SURGICAL-TREATMENT OF VENTRICULAR TACHYCARDIAS - COMPLETE VERSUS PARTIAL ENCIRCLING ENDOCARDIAL VENTRICULOTOMY

  • 1 January 1984
    • journal article
    • research article
    • Vol. 87  (4) , 517-525
Abstract
Consecutive patients (40) underwent electrophysiologically guided encircling endocardial ventriculotomy as treatment for recurrent sustained ventricular tachycardia resulting from coronary artery disease and previous myocardial infarction. Twelve patients (30%, group I) had a complete encircling endocardial ventriculotomy and 28 (70%, group II) had a partial encircling endocardial ventriculotomy (54.4% .+-. 2.2% of the left ventricular endocardial circumference) at the earliest electrical activation during ventricular tachycardia. There were no significant differences between the 2 groups in age, sex ratio, New York Heart Association class, coronary disease, aneurysm location, concomitant bypass grafting and left ventricular function. One patient of group I and 2 patients of group II did not survive the perioperative period (8 vs. 7%, not significant). The survivors were restudied electrophysiologically about 3 wk after the operation. Eight patients of group I and 19 patients of group II were free of ventricular tachycardia (no spontaneous or inducible ventricular tachycardia) without antiarrhythmic drugs (73 vs. 73%, not significant). The mean follow-up period in group I is 22.6 mo. and in group II, 15.2 mo.
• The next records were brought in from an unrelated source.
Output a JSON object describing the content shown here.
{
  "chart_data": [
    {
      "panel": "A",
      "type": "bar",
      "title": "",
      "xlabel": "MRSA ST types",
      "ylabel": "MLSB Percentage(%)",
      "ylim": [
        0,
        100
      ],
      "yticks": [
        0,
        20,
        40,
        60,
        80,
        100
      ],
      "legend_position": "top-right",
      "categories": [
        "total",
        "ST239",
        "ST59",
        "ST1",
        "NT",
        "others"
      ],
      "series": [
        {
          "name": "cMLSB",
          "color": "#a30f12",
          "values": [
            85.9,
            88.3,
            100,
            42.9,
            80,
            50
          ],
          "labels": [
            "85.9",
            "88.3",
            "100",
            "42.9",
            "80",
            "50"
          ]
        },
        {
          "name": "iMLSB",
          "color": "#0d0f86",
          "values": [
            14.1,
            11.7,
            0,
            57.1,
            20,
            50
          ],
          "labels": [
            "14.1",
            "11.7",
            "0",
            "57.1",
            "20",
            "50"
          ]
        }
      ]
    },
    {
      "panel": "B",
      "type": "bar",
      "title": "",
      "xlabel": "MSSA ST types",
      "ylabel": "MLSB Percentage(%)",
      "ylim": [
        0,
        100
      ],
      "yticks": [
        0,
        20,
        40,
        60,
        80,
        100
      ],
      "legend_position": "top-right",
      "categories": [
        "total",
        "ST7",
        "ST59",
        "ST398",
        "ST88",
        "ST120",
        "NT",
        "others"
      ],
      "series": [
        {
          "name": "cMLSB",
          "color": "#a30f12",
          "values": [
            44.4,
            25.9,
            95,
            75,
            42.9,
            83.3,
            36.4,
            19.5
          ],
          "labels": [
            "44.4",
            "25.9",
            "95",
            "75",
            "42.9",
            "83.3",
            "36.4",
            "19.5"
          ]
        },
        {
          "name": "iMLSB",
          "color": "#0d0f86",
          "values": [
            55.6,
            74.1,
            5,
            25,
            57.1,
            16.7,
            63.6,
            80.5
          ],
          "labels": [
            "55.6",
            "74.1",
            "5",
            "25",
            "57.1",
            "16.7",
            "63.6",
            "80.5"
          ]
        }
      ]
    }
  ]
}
Five patients of group I and of group II developed severe left ventricular dysfunction (46 vs. 8%; P = 0.025). Also, congestive heart failure was a significant cause of death in group I patients (P = 0.036). In conclusion, electrophysiologically guided partial encircling endocardial ventriculotomy is highly efficient as a surgical treatment of recurrent sustained ventricular tachycardia. Complete encircling endocardial ventriculotomy offers no better ablation of arrhythmias and should be avoided because of its apparent hazards to left ventricular performance.